17

3.9K 335 190
                                    

Emir'i daha da yakından tanıyacağımız bir bölüm olacak. Keyifli okumalar ♡

♠︎

"Size sinirli birinin doğruları söyleme ihtimali sakinken
söylemesinden daha yüksektir."

♣︎

Emir Günay

"O tabak bitecek Emir!"

Ablamın bağırışıyla sandalyeye tekrar oturdum. Neden bu kadar öfkelendiğini anlamamıştım. Bu aralar bana kızgın gibiydi.

Çatalımı peynire götürürken durup çatalı masaya koydum. İştahım yoktu. Ablama baktığımda bana baktığını gördüm. Kaşlarını çatmış çocuğunu besler gibi gözlerini benden ayırmıyordu. "Abla bak sabahtan beri beni doyurma çabasındasın ama gerçekten iştahım yok." Sadece yüzüme baktığında kendimi daha da açıklama gereği duymuştum. "Geç kalmak üzereyim. Servis çoktan gitmiş olmalı."

"Seni okula ben bırakacağım."

"Ders zili çalmak üzere."

"İmza atar izin alırım."

"Ders kaçıyor."

"Kahvaltın daha önemli."

"Ama istemiyorum diyorum ya?"

Önümdeki çatalı eline aldı. Peynirden bir parça alıp ağzıma uzattığında geri çekildim. Peyniri ağzıma daha da yaklaştırdığında çatala vurmamla elinden masaya düşmesi bir olmuştu.

Ayağa kalkıp gidecekken kolumdan tutmasıyla durdum. Çekiştirdiğinde oturup ona döndüm. "Okulda yiyor musun?" Başımı sağa sola salladım. Ona yalan söylersem hemen anlıyordu zaten. Yiyorum diyemezdim. "Peki öğle yemeği?"

"Çok acıkırsam evet."

"Haklıymış. İşten dolayı seninle ilgilenemedim ama bu gerçekten çok fazla. Bundan sonra beraber yiyoruz ve seni okula ben götürüyorum."

Derin bir nefes alıp gözlerimi sıkıca kapattım. Haklıymış dediği kişiyi tabii ki biliyordum. Ondan başkası ablamla görüşmüş olamazdı. Ablamı endişelendirmiş olmalı.

Ayağa kalkıp mutfaktan çıkıp gittiğinde ben de peşinden gittim. Evin kapısından çıkmadan önce kapının önündeki çantamı alıp çıktı. Ben de peşinden yürüyüp ayakkabımı giymeye koyuldum.

Apartmandan çıkıp arabaya doğru ilerledik. Anahtarla kilidini açtığında çantamı bana uzattı. Elinden alıp hızla arabanın kapısını açıp bindiğimde o da etrafından dolaşıp yanıma oturmuştu. Çantamı alıp arka koltuğa attığında gergin olduğunu fark ettim. Çok hızlı hareket ediyordu. Aynı hızla arabayı çalıştırdığında bulunduğumuz yerden uzaklaşmıştık. Kemerini bile takmamıştı.

Konuşmadan geçen on beş dakikanın ardından okulun önünde durduk. Kemeri çözüp kapıya yöneldiğimde evden çıkarken son anda aldığım cekedimi arka koltuktan uzanıp aldım. Ablama döndüğümde bana bakmadığını fark etmiştim.
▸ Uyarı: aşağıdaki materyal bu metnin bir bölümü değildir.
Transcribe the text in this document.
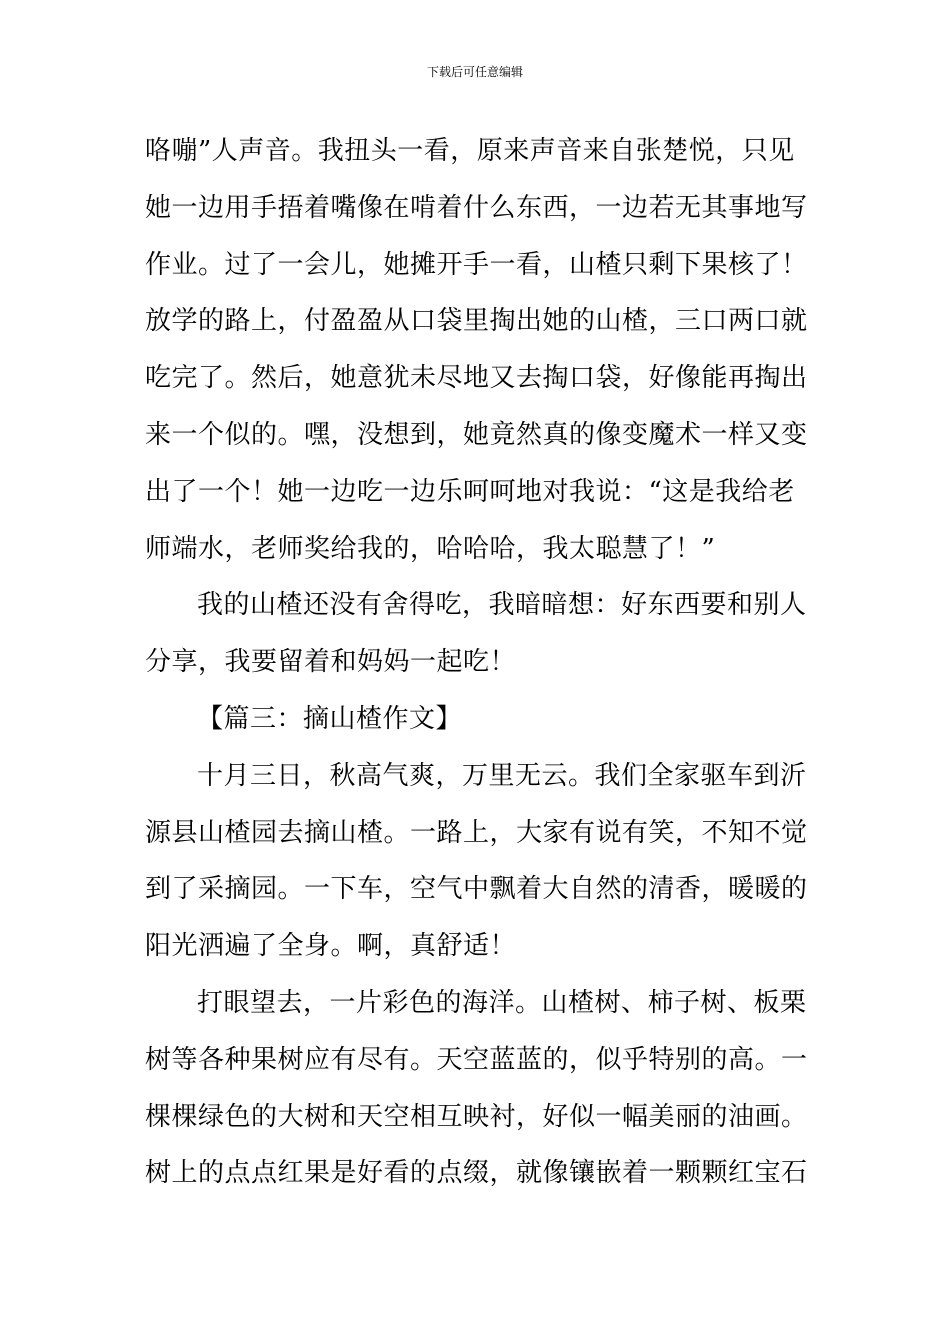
下载后可任意编辑
咯嘣”人声音。我扭头一看，原来声音来自张楚悦，只见
她一边用手捂着嘴像在啃着什么东西，一边若无其事地写
作业。过了一会儿，她摊开手一看，山楂只剩下果核了！
放学的路上，付盈盈从口袋里掏出她的山楂，三口两口就
吃完了。然后，她意犹未尽地又去掏口袋，好像能再掏出
来一个似的。嘿，没想到，她竟然真的像变魔术一样又变
出了一个！她一边吃一边乐呵呵地对我说：“这是我给老
师端水，老师奖给我的，哈哈哈，我太聪慧了！”
我的山楂还没有舍得吃，我暗暗想：好东西要和别人
分享，我要留着和妈妈一起吃！
【篇三：摘山楂作文】
十月三日，秋高气爽，万里无云。我们全家驱车到沂
源县山楂园去摘山楂。一路上，大家有说有笑，不知不觉
到了采摘园。一下车，空气中飘着大自然的清香，暖暖的
阳光洒遍了全身。啊，真舒适！
打眼望去，一片彩色的海洋。山楂树、柿子树、板栗
树等各种果树应有尽有。天空蓝蓝的，似乎特别的高。一
棵棵绿色的大树和天空相互映衬，好似一幅美丽的油画。
树上的点点红果是好看的点缀，就像镶嵌着一颗颗红宝石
İnmeden önce onunla konuşmak istediğimden koluna dokundum. Bana baktığında yüzünde hiç bir ifade sezememiştim. "Sana bunları Frezya mı söyledi? Yemek yemediğimi?" Saçlarını karıştırıp başını salladı. Derin bir nefes alıp ellerine uzandığımda gülümsemişti. "Sana tam olarak ne anlattı bilmiyorum ama iyiyim. Bak gerçekten iyiyim. Düzeliyorum. Eskisinden daha iyiyim. Gerçekten. Sadece bugün iştahım yoktu."

"Biliyorum. Eskisinden daha iyisin ama yemek yemeye ne kadar önem verdiğimi biliyorsun. Kahvaltısız bir gün bomboş bir kafa. Her insan böyle olmayabilir ama sen eskiden ders çalışırken yanında illa ki çerez bile olsa bir şey bulundurursun ki açken kafan dağılmasın. Yanlış mıyım?"